The Prima platinum plan 7 has a term of five years and two weeks, but may mature earlier if index performance triggers the early maturity feature.
For the 100 per cent option, early maturity will be triggered on any anniversary date providing the indices are at or above their initial values. If this happens at the end of year one, investors will leave the plan with 12.5 per cent growth and their original capital. If the feature is not triggered, the bond will continue on the same basis, so that 25 per cent growth plus the original capital is potentially paid at the end of year two, 37.5 per cent at the end of year three and so on.

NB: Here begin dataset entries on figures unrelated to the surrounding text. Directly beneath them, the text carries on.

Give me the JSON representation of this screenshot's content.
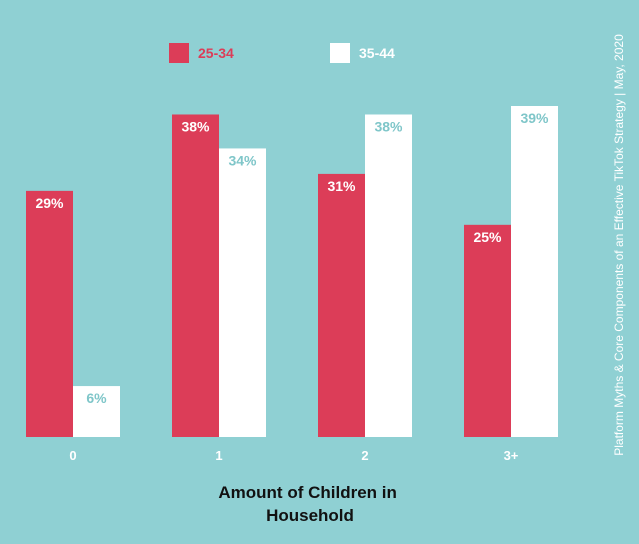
{
  "chart_data": {
    "type": "bar",
    "categories": [
      "0",
      "1",
      "2",
      "3+"
    ],
    "series": [
      {
        "name": "25-34",
        "values": [
          29,
          38,
          31,
          25
        ],
        "color": "#dc3d58",
        "label_color": "#ffffff"
      },
      {
        "name": "35-44",
        "values": [
          6,
          34,
          38,
          39
        ],
        "color": "#ffffff",
        "label_color": "#7fc6c9"
      }
    ],
    "value_suffix": "%",
    "xlabel_lines": [
      "Amount of Children in",
      "Household"
    ],
    "ylabel": "",
    "ylim": [
      0,
      39
    ],
    "legend_position": "top-center",
    "grid": false
  },
  "source_note": "Platform Myths & Core Components of an Effective TikTok Strategy | May, 2020",
  "colors": {
    "background": "#8fd0d3",
    "text_dark": "#111111"
  }
}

The 90 per cent option is similar to the 100 per cent option but its early maturity features allows for index falls of up to 10 per cent. Early maturity will be triggered on any anniversary date providing the indices are at least 90 per cent of their initial values. If this happens at the end of year one, investors will receive their original capital plus 8 per cent growth. If the feature is not triggered, the bond will continue on the same basis, potentially paying 16 per cent after two years, 24 per cent after three years and so on.
For both options, investors will get a full capital return at maturity providing one or both indices do not fall by more than 50 per cent without recovering to at least their initial values. If this safety net is breached, capital will be reduced by 1 per cent for each fall in the worst performing index.
Data from the Structured Product Review website shows that Gilliat Financial Solutions’ annual kick-out October 2010 is similar, but has another option where the indices are at least 95 per cent of their initial values at the end of any year.
Gilliat’s option one is comparable with Meteor’s 100 per cent option but offers slightly lower returns at 12.25 per cent after one year, 24.5 per cent after year two and so on. However, the reverse is true when comparing Meteor’s 90 per cent option to Gilliat’s option three, as Gilliat’s plan provides 8.25 per cent after one year, 16.5 per cent after two years and so on.